Because it’s not native, butterfly bush is not a host plant for caterpillars. And while adult butterflies feed on the pretty, fragrant flowers, caterpillars do not. This is the case with many of the familiar plants in our home landscapes, including azalea, privet, crepe myrtle, Japanese maple, boxwood, barberry, forsythia, English ivy, and pachysandra.  (I’ve had all of these growing in my yard at some point.) The fact that insects didn’t eat these “alien exotics” was part of their appeal in the first place. 

Caterpillars, upon which so much depends, need native plants as hosts where they can lay their eggs. Without caterpillars, there will be no adult butterflies. Without caterpillars, birds will not survive. Adult butterflies use the plants as a nectar source, but their larvae cannot survive on them.

Butterfly bush is controversial, in other words. I just didn’t know before. In fact, in 2012, Butterfly Gardener magazine devoted an entire issue to the pros and cons of the “Great Butterfly Bush Debate.” Gardeners and ecologists like Margaret Roach and Doug Tallamy recommend planting native alternatives.

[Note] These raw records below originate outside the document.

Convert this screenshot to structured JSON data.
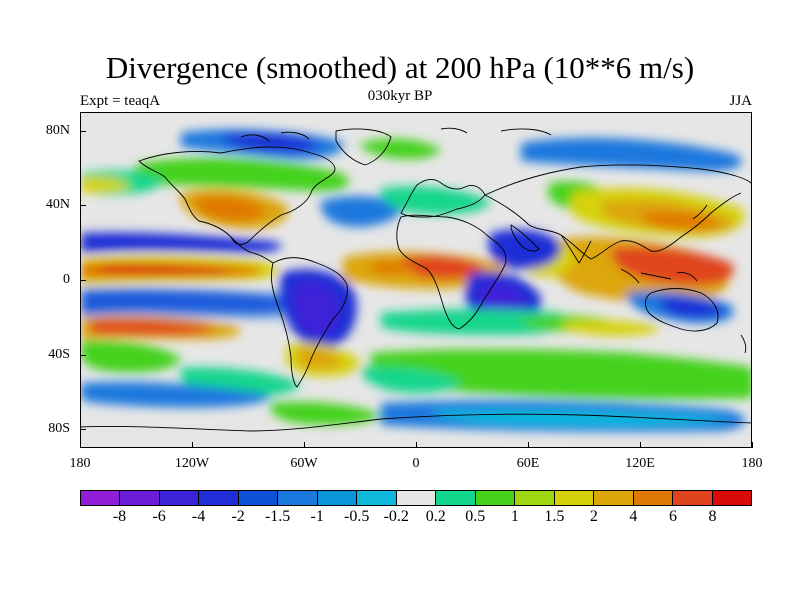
{
  "title": "Divergence (smoothed) at 200 hPa (10**6 m/s)",
  "experiment_label": "Expt = teaqA",
  "period_label": "030kyr BP",
  "season_label": "JJA",
  "lat_ticks": [
    {
      "value": 80,
      "label": "80N"
    },
    {
      "value": 40,
      "label": "40N"
    },
    {
      "value": 0,
      "label": "0"
    },
    {
      "value": -40,
      "label": "40S"
    },
    {
      "value": -80,
      "label": "80S"
    }
  ],
  "lon_ticks": [
    {
      "value": -180,
      "label": "180"
    },
    {
      "value": -120,
      "label": "120W"
    },
    {
      "value": -60,
      "label": "60W"
    },
    {
      "value": 0,
      "label": "0"
    },
    {
      "value": 60,
      "label": "60E"
    },
    {
      "value": 120,
      "label": "120E"
    },
    {
      "value": 180,
      "label": "180"
    }
  ],
  "colorbar": {
    "colors": [
      "#8f1ed6",
      "#6a1cd8",
      "#3c23d8",
      "#1f2ed6",
      "#0e52d8",
      "#1a78de",
      "#0a95d8",
      "#10b8dc",
      "#e6e6e6",
      "#12d68c",
      "#44d21a",
      "#9ed610",
      "#d6d20a",
      "#dca60a",
      "#e07806",
      "#e0441c",
      "#d80a0a"
    ],
    "labels": [
      "-8",
      "-6",
      "-4",
      "-2",
      "-1.5",
      "-1",
      "-0.5",
      "-0.2",
      "0.2",
      "0.5",
      "1",
      "1.5",
      "2",
      "4",
      "6",
      "8"
    ]
  }
}
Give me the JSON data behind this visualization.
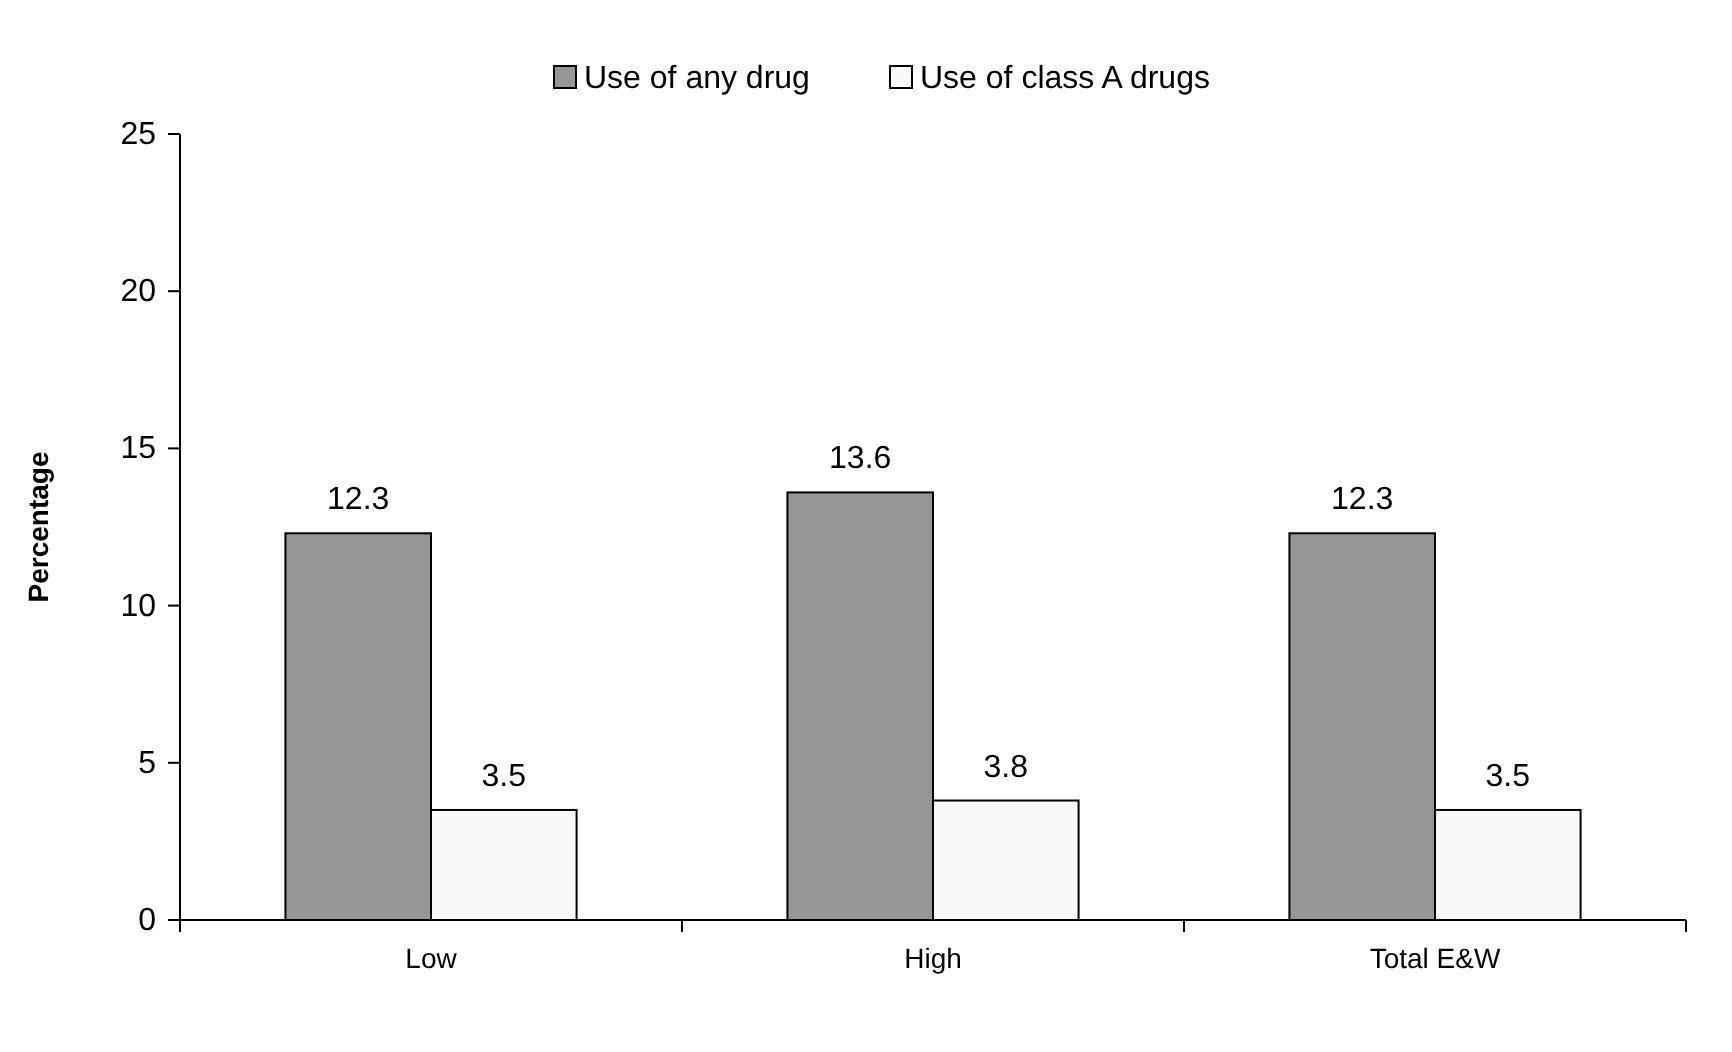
{
  "chart_data": {
    "type": "bar",
    "ylabel": "Percentage",
    "categories": [
      "Low",
      "High",
      "Total E&W"
    ],
    "series": [
      {
        "name": "Use of any drug",
        "color": "#969696",
        "values": [
          12.3,
          13.6,
          12.3
        ]
      },
      {
        "name": "Use of class A drugs",
        "color": "#f8f8f8",
        "values": [
          3.5,
          3.8,
          3.5
        ]
      }
    ],
    "ylim": [
      0,
      25
    ],
    "yticks": [
      0,
      5,
      10,
      15,
      20,
      25
    ],
    "data_labels": true,
    "grid": false,
    "legend": "top"
  }
}
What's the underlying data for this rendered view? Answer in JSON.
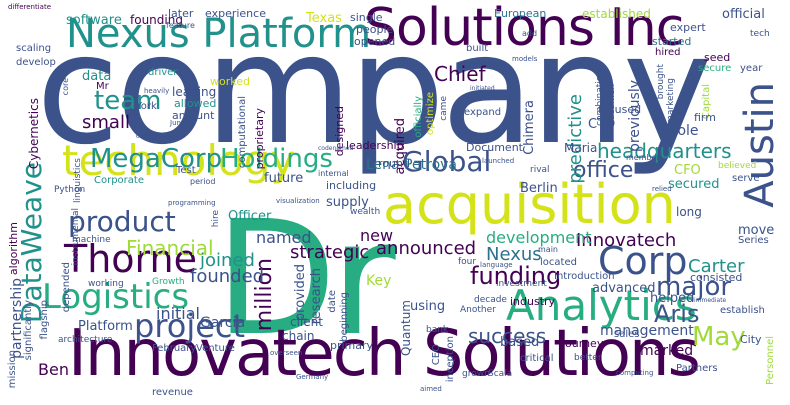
{
  "palette": {
    "navy": "#3b528b",
    "purple": "#440154",
    "teal": "#21918c",
    "blue_teal": "#2c728e",
    "green": "#27ad81",
    "lime": "#a0da39",
    "yellow": "#d4e21a",
    "pale_green": "#8fd744"
  },
  "words": {
    "company": "company",
    "dr": "Dr",
    "innovatech_solutions": "Innovatech Solutions",
    "solutions_inc": "Solutions Inc",
    "nexus_platform": "Nexus Platform",
    "acquisition": "acquisition",
    "technology": "technology",
    "analytics": "Analytics",
    "logistics": "Logistics",
    "thorne": "Thorne",
    "project": "project",
    "product": "product",
    "corp": "Corp",
    "austin": "Austin",
    "dataweave": "DataWeave",
    "global": "Global",
    "megacorp": "MegaCorp",
    "holdings": "Holdings",
    "headquarters": "headquarters",
    "office": "office",
    "financial": "Financial",
    "innovatech": "Innovatech",
    "funding": "funding",
    "major": "major",
    "aris": "Aris",
    "may": "May",
    "carter": "Carter",
    "million": "million",
    "success": "success",
    "team": "team",
    "small": "small",
    "chief": "Chief",
    "predictive": "predictive",
    "lena_petrova": "Lena Petrova",
    "announced": "announced",
    "development": "development",
    "nexus": "Nexus",
    "strategic": "strategic",
    "joined": "joined",
    "founded": "founded",
    "named": "named",
    "initial": "initial",
    "platform": "Platform",
    "garcia": "Garcia",
    "ben": "Ben",
    "texas": "Texas",
    "software": "software",
    "founding": "founding",
    "later": "later",
    "experience": "experience",
    "european": "European",
    "established": "established",
    "official": "official",
    "expert": "expert",
    "started": "started",
    "hired": "hired",
    "seed": "seed",
    "secure": "secure",
    "year": "year",
    "tech": "tech",
    "partnership": "partnership",
    "cybernetics": "Cybernetics",
    "develop": "develop",
    "scaling": "scaling",
    "differentiate": "differentiate",
    "mr": "Mr",
    "data": "data",
    "driver": "driver",
    "leading": "leading",
    "allowed": "allowed",
    "amount": "amount",
    "worked": "worked",
    "york": "York",
    "heavily": "heavily",
    "feature": "feature",
    "people": "people",
    "opened": "opened",
    "single": "single",
    "built": "built",
    "add": "add",
    "leadership": "leadership",
    "designed": "designed",
    "proprietary": "proprietary",
    "computational": "computational",
    "acquired": "acquired",
    "chimera": "Chimera",
    "officially": "officially",
    "optimize": "optimize",
    "came": "came",
    "expand": "expand",
    "focused": "focused",
    "cto": "CTO",
    "previously": "previously",
    "capital": "Capital",
    "brought": "brought",
    "marketing": "marketing",
    "firm": "firm",
    "role": "role",
    "cfo": "CFO",
    "maria": "Maria",
    "berlin": "Berlin",
    "secured": "secured",
    "document": "Document",
    "round": "round",
    "rival": "rival",
    "member": "member",
    "serve": "serve",
    "believed": "believed",
    "acumen": "acumen",
    "combination": "combination",
    "sales": "sales",
    "future": "future",
    "supply": "supply",
    "including": "including",
    "wealth": "wealth",
    "officer": "Officer",
    "corporate": "Corporate",
    "test": "Test",
    "period": "period",
    "python": "Python",
    "linguistics": "linguistics",
    "core": "core",
    "algorithm": "algorithm",
    "machine": "machine",
    "instrumental": "instrumental",
    "depended": "depended",
    "working": "working",
    "growth": "Growth",
    "flagship": "flagship",
    "architecture": "architecture",
    "february": "February",
    "venture": "Venture",
    "mission": "mission",
    "significantly": "significantly",
    "provided": "provided",
    "research": "research",
    "client": "client",
    "chain": "chain",
    "primary": "primary",
    "date": "date",
    "beginning": "beginning",
    "quantum": "Quantum",
    "using": "using",
    "key": "Key",
    "based": "based",
    "ceo": "CEO",
    "inception": "inception",
    "grown": "grown",
    "scala": "Scala",
    "critical": "critical",
    "bank": "bank",
    "four": "four",
    "located": "located",
    "introduction": "Introduction",
    "consisted": "consisted",
    "industry": "industry",
    "investment": "investment",
    "decade": "decade",
    "another": "Another",
    "journey": "journey",
    "advanced": "advanced",
    "helped": "helped",
    "management": "management",
    "marked": "marked",
    "partners": "Partners",
    "better": "better",
    "city": "City",
    "personnel": "Personnel",
    "long": "long",
    "move": "move",
    "series": "Series",
    "establish": "establish",
    "computing": "computing",
    "language": "language",
    "main": "main",
    "launched": "launched",
    "internal": "internal",
    "hire": "hire",
    "new": "new",
    "revenue": "revenue",
    "programming": "programming",
    "visualization": "visualization",
    "overseen": "overseen",
    "germany": "Germany",
    "june": "June",
    "competitors": "competitors",
    "codenamed": "codenamed",
    "initiated": "initiated",
    "models": "models",
    "relied": "relied",
    "immediate": "immediate",
    "aimed": "aimed"
  }
}
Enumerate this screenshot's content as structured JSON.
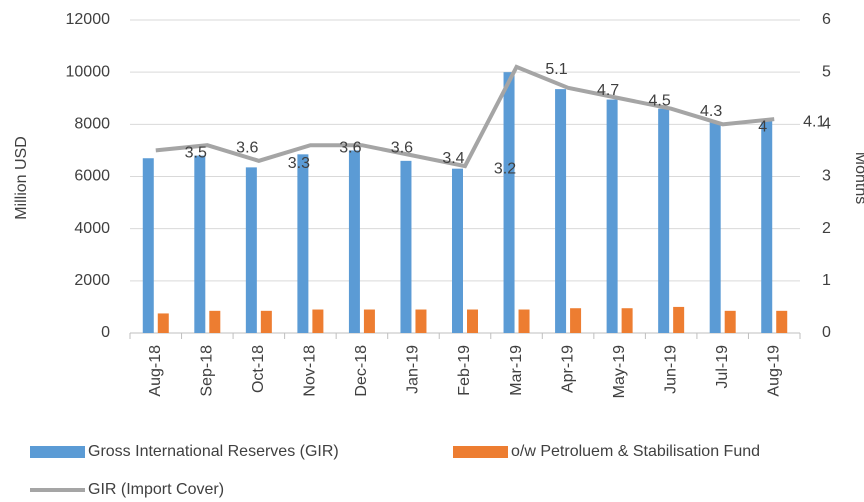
{
  "chart_data": {
    "type": "bar",
    "y_label": "Million USD",
    "y2_label": "Months",
    "categories": [
      "Aug-18",
      "Sep-18",
      "Oct-18",
      "Nov-18",
      "Dec-18",
      "Jan-19",
      "Feb-19",
      "Mar-19",
      "Apr-19",
      "May-19",
      "Jun-19",
      "Jul-19",
      "Aug-19"
    ],
    "series": [
      {
        "name": "Gross International Reserves (GIR)",
        "color": "#5b9bd5",
        "type": "bar",
        "values": [
          6700,
          6800,
          6350,
          6850,
          7000,
          6600,
          6300,
          10000,
          9350,
          8950,
          8600,
          8100,
          8150
        ]
      },
      {
        "name": "o/w Petroluem & Stabilisation Fund",
        "color": "#ed7d31",
        "type": "bar",
        "values": [
          750,
          850,
          850,
          900,
          900,
          900,
          900,
          900,
          950,
          950,
          1000,
          850,
          850
        ]
      },
      {
        "name": "GIR (Import Cover)",
        "color": "#a5a5a5",
        "type": "line",
        "axis": "y2",
        "values": [
          3.5,
          3.6,
          3.3,
          3.6,
          3.6,
          3.4,
          3.2,
          5.1,
          4.7,
          4.5,
          4.3,
          4,
          4.1
        ]
      }
    ],
    "ylim": [
      0,
      12000
    ],
    "yticks": [
      0,
      2000,
      4000,
      6000,
      8000,
      10000,
      12000
    ],
    "y2lim": [
      0,
      6
    ],
    "y2ticks": [
      0,
      1,
      2,
      3,
      4,
      5,
      6
    ],
    "grid": true,
    "legend": "bottom"
  }
}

Still, garden centers sell butterfly bush, and many pollinator garden plans include Buddleia on their lists of recommended plants, like this one from the Dyck Arboretum.  Dyck Arboretum sell it at their plant sales, too, with the caveat that it’s not native, and therefore is not a host plant for caterpillars.

So, the good and the bad are both here.  Now that I know, what should I do?

You may decide that you can find better things to plant that butterfly bush. Or you may decide that planting true natives nearby can ensure that you have what the Dyck Arboretum blog calls “the ecological garden trifecta: host plants for larval food, nectar for adults, and habitat to shelter and rest.” 

About my four, I plan to dig one up—being careful to get the roots—and cut the others back.  They bloom on new wood, and can be cut all the way to the ground. My sources inform me that they’re also slow to get started in the spring. The ones that remain I plan to actually care for instead of just watching. This year I’m going to deadhead flowers so the seed doesn’t spread. And I’ll stamp out any new sprouts.

Here’s a variety of butterfly bush that’s actually called ‘Evil ways.’

Spring’s official start is just five days away! Thanks for reading and enjoy the rain.